What is forgotten in this equation is the role of the library vis-à-vis its users. Ubiquitous and immediate access to information online diminishes the use of information that is not readily available—a pragmatic censorship that is counter to the philosophy and historical practice of libraries.  The problem of bibliographically hidden collections created by cataloging backlogs is replicated by physically hidden collections relegated to remote storage.

Moving books out of immediate reach creates a self-fulfilling prophecy of under-use.  And, ultimately, remote storage transfers the cost to our users by making it more difficult for them to discover and access the universe of information we have collected for them over time.

Intellectual inquiry and scholarly research presume ready access to the widest possible range of scholarly resources. The role of the library is not to impact the direction of research but rather to offer up a full range of resources to enable it.

Soon, a new library at the University of Chicago will open its doors to faculty, students, and researchers from around the world. At a time when research libraries move their collections offsite, the University of Chicago has made a commitment to investing in the future by preserving the past, and has positioned this investment at the fingertips of scholars, at the very heart of campus.

The Joe and Rika Mansueto Library will provide on-campus storage capacity for millions of books and journals, bringing the Library system’s total capacity to 11 million print volumes when full.
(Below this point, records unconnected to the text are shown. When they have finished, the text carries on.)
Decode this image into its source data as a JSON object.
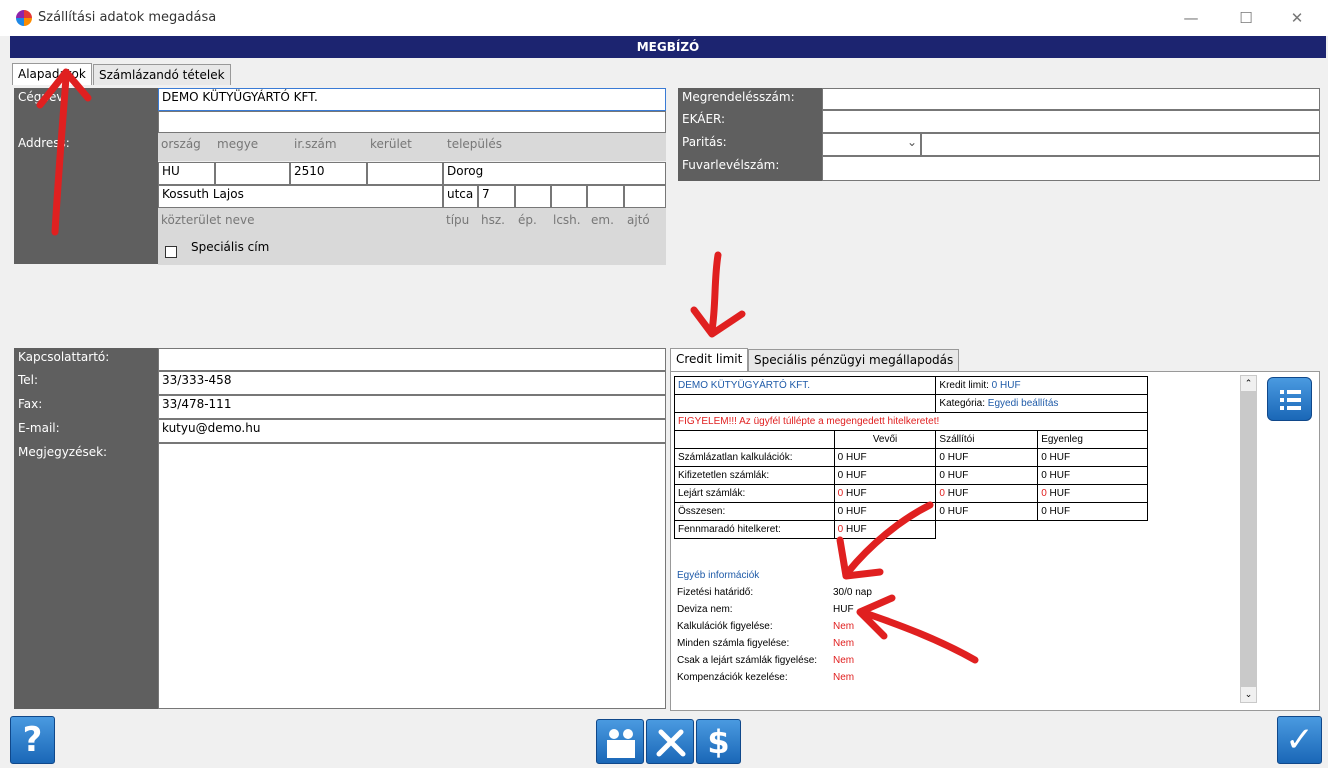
{
  "window": {
    "title": "Szállítási adatok megadása",
    "minimize": "—",
    "maximize": "☐",
    "close": "✕"
  },
  "header": {
    "title": "MEGBÍZÓ"
  },
  "tabs": [
    {
      "label": "Alapadatok"
    },
    {
      "label": "Számlázandó tételek"
    }
  ],
  "left": {
    "cegnev_label": "Cégnév:",
    "cegnev_value": "DEMO KÜTYÜGYÁRTÓ KFT.",
    "address_label": "Address:",
    "hints_top": [
      "ország",
      "megye",
      "ir.szám",
      "kerület",
      "település"
    ],
    "country": "HU",
    "county": "",
    "zip": "2510",
    "district": "",
    "city": "Dorog",
    "street": "Kossuth Lajos",
    "street_type": "utca",
    "house_no": "7",
    "hints_bottom": [
      "közterület neve",
      "típu",
      "hsz.",
      "ép.",
      "lcsh.",
      "em.",
      "ajtó"
    ],
    "special_address": "Speciális cím",
    "contact_label": "Kapcsolattartó:",
    "contact_value": "",
    "tel_label": "Tel:",
    "tel_value": "33/333-458",
    "fax_label": "Fax:",
    "fax_value": "33/478-111",
    "email_label": "E-mail:",
    "email_value": "kutyu@demo.hu",
    "notes_label": "Megjegyzések:"
  },
  "right": {
    "order_label": "Megrendelésszám:",
    "ekaer_label": "EKÁER:",
    "parity_label": "Paritás:",
    "waybill_label": "Fuvarlevélszám:"
  },
  "credit_tabs": [
    {
      "label": "Credit limit"
    },
    {
      "label": "Speciális pénzügyi megállapodás"
    }
  ],
  "credit": {
    "company": "DEMO KÜTYÜGYÁRTÓ KFT.",
    "kredit_limit_label": "Kredit limit:",
    "kredit_limit_value": "0 HUF",
    "category_label": "Kategória:",
    "category_value": "Egyedi beállítás",
    "warning": "FIGYELEM!!! Az ügyfél túllépte a megengedett hitelkeretet!",
    "col_headers": [
      "Vevői",
      "Szállítói",
      "Egyenleg"
    ],
    "rows": [
      {
        "label": "Számlázatlan kalkulációk:",
        "v1": "0 HUF",
        "v2": "0 HUF",
        "v3": "0 HUF"
      },
      {
        "label": "Kifizetetlen számlák:",
        "v1": "0 HUF",
        "v2": "0 HUF",
        "v3": "0 HUF"
      },
      {
        "label": "Lejárt számlák:",
        "v1": "0",
        "v2": "0",
        "v3": "0",
        "unit": "HUF"
      },
      {
        "label": "Összesen:",
        "v1": "0 HUF",
        "v2": "0 HUF",
        "v3": "0 HUF"
      }
    ],
    "remaining_label": "Fennmaradó hitelkeret:",
    "remaining_num": "0",
    "remaining_unit": "HUF",
    "other_info_title": "Egyéb információk",
    "info": [
      {
        "label": "Fizetési határidő:",
        "value": "30/0 nap"
      },
      {
        "label": "Deviza nem:",
        "value": "HUF"
      },
      {
        "label": "Kalkulációk figyelése:",
        "value": "Nem"
      },
      {
        "label": "Minden számla figyelése:",
        "value": "Nem"
      },
      {
        "label": "Csak a lejárt számlák figyelése:",
        "value": "Nem"
      },
      {
        "label": "Kompenzációk kezelése:",
        "value": "Nem"
      }
    ]
  },
  "footer": {
    "help": "?",
    "dollar": "$",
    "ok": "✓"
  },
  "colors": {
    "header": "#1c2470",
    "label_bg": "#5f5f5f",
    "annotation": "#e02020",
    "button": "#1a67b7"
  }
}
The technology-driven, high-density storage facility will make room for collection growth in areas where open-shelf browsing is an asset and will free up spaces for interactive and collaborative study and research.

The commitment to ready access to the collections that is manifest in Mansueto’s underground book repository is matched by the Library’s stunning architectural design – including a spectacular Grand Reading Room. And that commitment is echoed in Mansueto’s conservation and digitization laboratories, where preservation work will ensure access to the collections over time.

As we prepare collections for transfer to Mansueto, we also ship books to Google as part of the Google Book Search initiative. Envisioned as a multi-year project that will digitize up to 1 million Chicago volumes, the Google partnership will be complemented by our local digitization program.  The resulting digital content will be deposited and made accessible through HathiTrust, a shared digital repository created by major research institutions. Online access to digitized books through Google and HathiTrust will in turn allow researchers to more readily discover physical volumes that they will want to retrieve from Mansueto.

Born in the age of Google, Mansueto’s print repository and HathiTrust’s digital one will join in underpinning discovery and access to an extraordinary wealth of information. By building these physical and digital homes for our resources, we leverage past, present, and future investments for research, study, and teaching, now and in the future.